By now the blood was adding an extra hue of rainbow colour to all the spilled liquor in the cargo bay. But Preed, looking at his movements, was in no hurry to lose consciousness. I cannot recall if the shot grazed or hit his head straight.

"It means," I loaded the gun, again, "all of you were so drunk I had to assume command of the ship."

And I stalked up to him, and put him to sleep with the butt of the rifle.

The metal plate on Preed's head was welded in by Gune later, when everyone was sober enough to pick themselves up. When Korso demanded what the hell had happened to Preed, the reply was:

"Got drunk. Hit my head on the floor."

So official version of events stayed that way. Over time, of course, Akima would ask me what was the conclusion of that (stupid) bet with Preed and I would tell her the whole story. An uneasy alliance remained for the rest of the time on the Valkyrie: Preed never got back at me (at least in my knowledge), Akima never confronted Preed (at my insistence), and Preed and I dealt with each other like as much as we tolerated each other. Which perhaps gave rise to the (stupid) portrayal of us in most of the memoirs as two sides of a quarrelling couple.

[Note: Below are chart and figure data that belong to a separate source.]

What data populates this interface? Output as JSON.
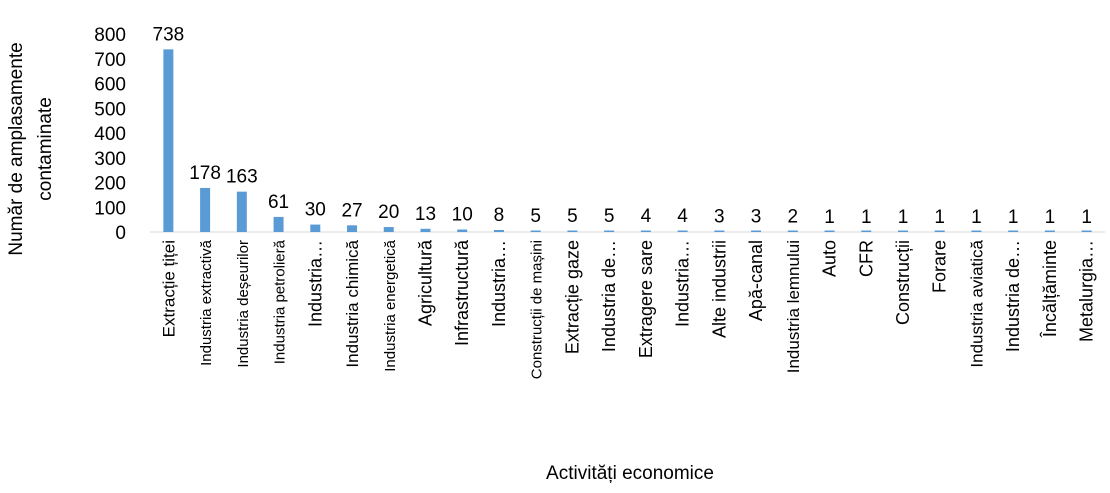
{
  "chart_data": {
    "type": "bar",
    "xlabel": "Activități economice",
    "ylabel": [
      "Număr de amplasamente",
      "contaminate"
    ],
    "ylim": [
      0,
      800
    ],
    "yticks": [
      0,
      100,
      200,
      300,
      400,
      500,
      600,
      700,
      800
    ],
    "grid": false,
    "bar_color": "#5b9bd5",
    "categories": [
      "Extracție țiței",
      "Industria extractivă",
      "Industria deșeurilor",
      "Industria petrolieră",
      "Industria…",
      "Industria chimică",
      "Industria energetică",
      "Agricultură",
      "Infrastructură",
      "Industria…",
      "Construcții de mașini",
      "Extracție gaze",
      "Industria de…",
      "Extragere sare",
      "Industria…",
      "Alte industrii",
      "Apă-canal",
      "Industria lemnului",
      "Auto",
      "CFR",
      "Construcții",
      "Forare",
      "Industria aviatică",
      "Industria de…",
      "Încălțăminte",
      "Metalurgia…"
    ],
    "values": [
      738,
      178,
      163,
      61,
      30,
      27,
      20,
      13,
      10,
      8,
      5,
      5,
      5,
      4,
      4,
      3,
      3,
      2,
      1,
      1,
      1,
      1,
      1,
      1,
      1,
      1
    ],
    "data_labels": [
      "738",
      "178",
      "163",
      "61",
      "30",
      "27",
      "20",
      "13",
      "10",
      "8",
      "5",
      "5",
      "5",
      "4",
      "4",
      "3",
      "3",
      "2",
      "1",
      "1",
      "1",
      "1",
      "1",
      "1",
      "1",
      "1"
    ]
  }
}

But after everything, after the formation of New Earth, after we had landed the Titan safely on the planet, after the drifters began to return – Preed still found a way to linger on: his corpse, not disposed, sprawled on the main deck on the ship.

There were just two of us left – Gune and I – since Akima and Cale had ventured out to see to the drifters and to be the first heroes humans would see on the new planet. We docked the ship, and returned to the Titan so that Gune to take a look at all the equipment he had longed to see. And there, on the main deck, conveniently forgotten by Cale and Akima in the rush of their cinematic victory, lay Preed's corpse. His neck plunging out beyond his shoulder blades, his eyes white and leaking.

Gune looked at it. Then at me:

"Is that –"


"So he's –"


"And we –"

"Unfortunately we have to."

We told Cale and Akima later, of course, but for the sake of the moment, Gune and I fetched his twisted corpse in a trash bag back to the Valkyrie. On the pretense of guiding drifter ships to New Earth, we let loose the black sack into space. I recall it drifting away. But at the time, really, neither Gune or I had enough patience to bother.




NOTES: This is a random update! Felt that the story is getting too long but didn't have a chapter on Preed. So here it is!

I think prolonging this story for so long is doing 2 good things: it's helping me to appreciate Titan A.E more, & it's benefitting my change in style.

I don't know when the next update will be. But I promise this will end soon: I have 3 chapters planned, maximum. One will be for Gune.